The challenges of freedom in Jordan are that its inhabitants are too critical and unaccepting of one and other, resulting in high societal pressures’. Murad describes this phenomenon as ‘Alorf’; unspoken cultural traditions followed by the Jordanians in order to not be excluded from the mainstream. According to Murad, freedom is not about how somebody decides to live, but about the freedom of choice to select your own way of life within a society. ‘In Jordan, a lot of elements seem to be filled in for its inhabitants. Your cultural lifestyle seems to be dependent on whether you’re Muslim or Christian and are a successor from a specific class or not.

I met the 27 year old videographer from Jordan on a hot August summer day in Amman. The city’s cacophony and heat level above 40 degrees however did not seem to reduce our passion to speak of photography, freedom and cultural traditions within our cultures. While seated on one of Amman’s many open rooftops Murad shares his definition on freedom in linkage to photography. ‘I prefer to capture people’s strengths instead of their possible weaknesses, we know enough about that within this country.’ Murad continues to share that his paradigm on freedom is one in which ‘I can be the person that I want to be and not be judged for that, I want to have that option.’ As a part of this project I have asked photographers what their most liberating environment within the city is. He responds that a majority of his friends would probably mention ‘artsy, fartsy’ Jabal Wabli as one. Jabal Wabli, also referred to as the Paris square, is a small borough in Amman where Jordan’s elitists and expats mostly live or gather. Jordanians that dare to take a tattoo or piercing are to be found over there because it is the only environment in the city where one can proudly show them off and be accepted for it. However, Murad disagrees. ‘When one has to limit themselves to a borough in order to express their true identity, I would not refer to that as freedom, rather a route of escape. I call It cornered freedom.’ * But how would Murad frame his vision on freedom?

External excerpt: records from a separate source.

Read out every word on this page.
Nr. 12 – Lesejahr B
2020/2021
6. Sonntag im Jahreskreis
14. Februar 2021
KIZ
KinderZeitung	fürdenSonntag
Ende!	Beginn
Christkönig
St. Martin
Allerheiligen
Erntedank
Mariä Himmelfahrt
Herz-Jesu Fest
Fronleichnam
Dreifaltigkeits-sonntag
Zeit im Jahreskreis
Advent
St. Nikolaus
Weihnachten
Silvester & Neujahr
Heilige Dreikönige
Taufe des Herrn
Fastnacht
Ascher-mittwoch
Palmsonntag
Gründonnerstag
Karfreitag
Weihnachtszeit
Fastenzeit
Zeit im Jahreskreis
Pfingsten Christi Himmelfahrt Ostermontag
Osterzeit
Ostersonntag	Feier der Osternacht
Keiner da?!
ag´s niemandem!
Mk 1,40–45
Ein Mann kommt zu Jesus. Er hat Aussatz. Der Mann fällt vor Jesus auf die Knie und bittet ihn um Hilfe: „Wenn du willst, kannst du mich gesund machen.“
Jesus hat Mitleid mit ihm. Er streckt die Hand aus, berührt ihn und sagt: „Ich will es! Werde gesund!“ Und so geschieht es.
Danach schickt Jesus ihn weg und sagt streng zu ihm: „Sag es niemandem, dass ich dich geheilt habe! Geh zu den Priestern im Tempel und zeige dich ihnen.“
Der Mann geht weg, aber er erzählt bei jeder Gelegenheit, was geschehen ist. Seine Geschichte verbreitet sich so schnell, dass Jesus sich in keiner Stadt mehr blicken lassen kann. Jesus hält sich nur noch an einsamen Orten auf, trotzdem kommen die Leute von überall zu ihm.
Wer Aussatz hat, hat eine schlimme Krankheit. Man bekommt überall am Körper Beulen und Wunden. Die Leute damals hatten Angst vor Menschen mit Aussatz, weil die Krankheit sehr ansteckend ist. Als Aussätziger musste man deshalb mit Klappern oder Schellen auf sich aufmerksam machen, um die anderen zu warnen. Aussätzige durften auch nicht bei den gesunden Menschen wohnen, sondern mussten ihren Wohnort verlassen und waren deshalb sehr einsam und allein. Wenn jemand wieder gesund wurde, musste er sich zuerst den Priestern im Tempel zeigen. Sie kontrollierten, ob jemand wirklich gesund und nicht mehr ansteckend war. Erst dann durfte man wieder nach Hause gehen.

Within his selected series [tittle] he collected fragments of his impressive works on life outside the dynamic city of Amman. Rural areas, childhood, nature and travels. Murad’s work impressively captures life’s complex simplicity in lineage with its purest state outside the mainstream. Through his works he aims to let the images speak for themselves as he paves his own discovered route through self-proclaimed freedoms and paradoxes.

*These are selected fragments from an extensive interactive interview held with Murad Abaza in the summer of 2016.

The Horse

A young Arabian Horse (an Arabian yearling) out of the stable for its daily afternoon walk near Amman.

5. Murad Abaza - The Horse

Swinging Boy
Petra, on the way up to the Monastery, a little boy set up a swing to pass time, waiting to welcome tourists with a smile and the hope that they would buy souvenirs from him.

3. Murad Abaza - Swinging boy

The Coppersmith
In the Grand Bazaar in Istanbul, an old coppersmith surrounded by his precious and beautifully carved copper decorations, working on a new piece to add to the collection.